Expo is a Swedish anti-racist magazine started in 1995 by Stieg Larsson. It is issued by the non-profit Expo Foundation (Stiftelsen Expo). The magazine, issued four times a year, contains investigative journalism focused on nationalist, racist, anti-democratic, antisemitic, and far-right movements and organisations. It also publishes articles and podcasts on the Internet on a more regular basis. The people responsible for Expo make no connections with specific organisations or political parties, but work together with individuals and organisations that share Expos platform. The chairman of the Expo Foundation is Charles Westin. The magazine is headquartered in Stockholm.

== History ==
Stieg Larsson, the author of the Millennium series of novels, was Expos co-founder and editor-in-chief from 1995 until his death in 2004. Larsson's political and journalistic background in far-left political activism including in Kommunistiska Arbetareförbundet (Communist Workers' League), and Internationalen, led him to found the Expo Foundation, similar to the British Searchlight Foundation, with the aim of "studying and mapping anti-democratic, right-wing extremist and racist tendencies in society".

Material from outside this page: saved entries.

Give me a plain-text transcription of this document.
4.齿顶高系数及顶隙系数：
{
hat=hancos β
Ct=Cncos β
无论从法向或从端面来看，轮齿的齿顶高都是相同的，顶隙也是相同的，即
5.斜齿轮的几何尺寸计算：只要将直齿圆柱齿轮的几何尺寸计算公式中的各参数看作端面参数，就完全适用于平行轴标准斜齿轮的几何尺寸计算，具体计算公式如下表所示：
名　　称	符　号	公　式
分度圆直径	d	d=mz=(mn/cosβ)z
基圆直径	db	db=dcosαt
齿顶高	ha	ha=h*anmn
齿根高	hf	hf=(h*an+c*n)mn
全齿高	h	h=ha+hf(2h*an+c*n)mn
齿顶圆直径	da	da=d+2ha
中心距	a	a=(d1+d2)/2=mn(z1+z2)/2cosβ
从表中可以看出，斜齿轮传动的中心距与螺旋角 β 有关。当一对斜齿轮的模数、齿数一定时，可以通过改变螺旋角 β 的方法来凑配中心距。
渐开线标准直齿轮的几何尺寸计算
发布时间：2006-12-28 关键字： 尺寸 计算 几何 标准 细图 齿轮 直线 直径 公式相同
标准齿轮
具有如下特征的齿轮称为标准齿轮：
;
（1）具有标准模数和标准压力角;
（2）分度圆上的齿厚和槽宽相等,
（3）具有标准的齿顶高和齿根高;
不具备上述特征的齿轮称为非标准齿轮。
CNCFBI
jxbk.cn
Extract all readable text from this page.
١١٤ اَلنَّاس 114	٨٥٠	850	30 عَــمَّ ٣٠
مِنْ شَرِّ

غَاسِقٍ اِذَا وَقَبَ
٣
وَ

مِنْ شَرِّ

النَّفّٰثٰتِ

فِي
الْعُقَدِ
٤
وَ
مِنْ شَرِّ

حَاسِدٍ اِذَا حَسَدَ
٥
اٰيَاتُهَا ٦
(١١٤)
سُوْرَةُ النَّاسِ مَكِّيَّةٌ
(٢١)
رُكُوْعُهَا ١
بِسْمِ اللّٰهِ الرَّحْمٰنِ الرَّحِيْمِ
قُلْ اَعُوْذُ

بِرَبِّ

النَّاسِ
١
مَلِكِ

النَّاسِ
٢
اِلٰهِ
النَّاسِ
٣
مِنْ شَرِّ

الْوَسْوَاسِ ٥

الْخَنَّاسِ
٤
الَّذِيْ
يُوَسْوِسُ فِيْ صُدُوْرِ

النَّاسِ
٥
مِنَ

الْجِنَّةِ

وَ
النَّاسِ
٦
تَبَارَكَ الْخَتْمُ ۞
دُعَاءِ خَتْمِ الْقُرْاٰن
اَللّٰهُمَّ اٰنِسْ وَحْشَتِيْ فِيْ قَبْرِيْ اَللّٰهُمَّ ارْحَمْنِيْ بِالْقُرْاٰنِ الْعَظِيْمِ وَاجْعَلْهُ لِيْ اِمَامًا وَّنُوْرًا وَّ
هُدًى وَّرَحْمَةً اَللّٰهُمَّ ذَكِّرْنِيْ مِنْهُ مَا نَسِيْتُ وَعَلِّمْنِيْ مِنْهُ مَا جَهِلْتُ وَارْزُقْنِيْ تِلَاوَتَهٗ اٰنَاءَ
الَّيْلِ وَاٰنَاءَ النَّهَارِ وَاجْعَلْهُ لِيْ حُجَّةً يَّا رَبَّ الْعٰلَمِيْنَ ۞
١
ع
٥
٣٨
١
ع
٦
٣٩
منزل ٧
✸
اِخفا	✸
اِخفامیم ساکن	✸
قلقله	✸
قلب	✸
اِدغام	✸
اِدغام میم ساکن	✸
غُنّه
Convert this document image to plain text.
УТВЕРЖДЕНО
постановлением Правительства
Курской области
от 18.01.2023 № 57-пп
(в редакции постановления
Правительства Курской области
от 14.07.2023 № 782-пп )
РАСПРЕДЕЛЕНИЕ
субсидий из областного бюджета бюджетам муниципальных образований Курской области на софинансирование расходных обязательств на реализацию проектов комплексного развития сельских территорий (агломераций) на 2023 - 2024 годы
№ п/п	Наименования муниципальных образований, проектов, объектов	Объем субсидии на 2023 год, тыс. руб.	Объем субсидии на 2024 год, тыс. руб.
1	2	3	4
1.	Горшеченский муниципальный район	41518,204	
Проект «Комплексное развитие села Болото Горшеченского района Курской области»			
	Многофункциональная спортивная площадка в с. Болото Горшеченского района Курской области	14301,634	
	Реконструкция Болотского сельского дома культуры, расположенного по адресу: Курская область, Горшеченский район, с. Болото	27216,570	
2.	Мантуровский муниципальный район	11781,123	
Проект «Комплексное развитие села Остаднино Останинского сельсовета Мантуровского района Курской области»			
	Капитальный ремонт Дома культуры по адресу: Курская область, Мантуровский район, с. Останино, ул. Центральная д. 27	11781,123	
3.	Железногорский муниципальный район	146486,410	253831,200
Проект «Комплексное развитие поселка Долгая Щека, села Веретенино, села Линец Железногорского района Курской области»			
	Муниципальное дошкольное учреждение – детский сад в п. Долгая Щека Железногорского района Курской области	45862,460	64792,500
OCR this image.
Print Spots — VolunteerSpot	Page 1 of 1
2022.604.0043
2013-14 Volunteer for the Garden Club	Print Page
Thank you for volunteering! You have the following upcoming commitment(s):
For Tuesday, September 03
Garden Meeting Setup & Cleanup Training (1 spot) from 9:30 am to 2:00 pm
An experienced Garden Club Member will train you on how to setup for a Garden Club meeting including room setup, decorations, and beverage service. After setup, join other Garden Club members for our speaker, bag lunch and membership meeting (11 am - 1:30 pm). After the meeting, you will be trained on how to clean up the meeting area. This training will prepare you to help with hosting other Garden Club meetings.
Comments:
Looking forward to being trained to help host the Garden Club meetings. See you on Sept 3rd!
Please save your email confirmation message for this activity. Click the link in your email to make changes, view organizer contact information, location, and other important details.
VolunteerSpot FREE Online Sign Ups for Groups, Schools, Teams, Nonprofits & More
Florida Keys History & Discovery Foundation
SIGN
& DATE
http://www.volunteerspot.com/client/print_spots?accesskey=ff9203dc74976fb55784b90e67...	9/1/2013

Expo became widely known in Sweden in June 1996 following a string of threats and attacks directed against companies printing and selling the magazine, and organisations supporting it. The words "Inget stöd till kommunist-Expo" (No support for communist Expo) were painted on the wall of the Moderate Party headquarters. In response, leading tabloid newspapers Aftonbladet and Expressen printed and distributed the June 1996 issue as a free supplement, with a circulation of around 800,000 copies.

Financial pressures in 1998 forced the people responsible for Expo to cease publication of the magazine and replace it with a newsletter. In 1999, Expo was restarted as a part of the magazine Svartvitt. When Svartvitt shut down in 2003, Expo returned to publication as an independent magazine.

The foundation's chairman of the board since 2023 is Anne Ramberg. The editor-in-chief of Expo is Anna Fröjd (since 2019), while Daniel Poohl is CEO and publisher (ansvarig utgivare). In 2014 the circulation of the magazine was 3,500 copies.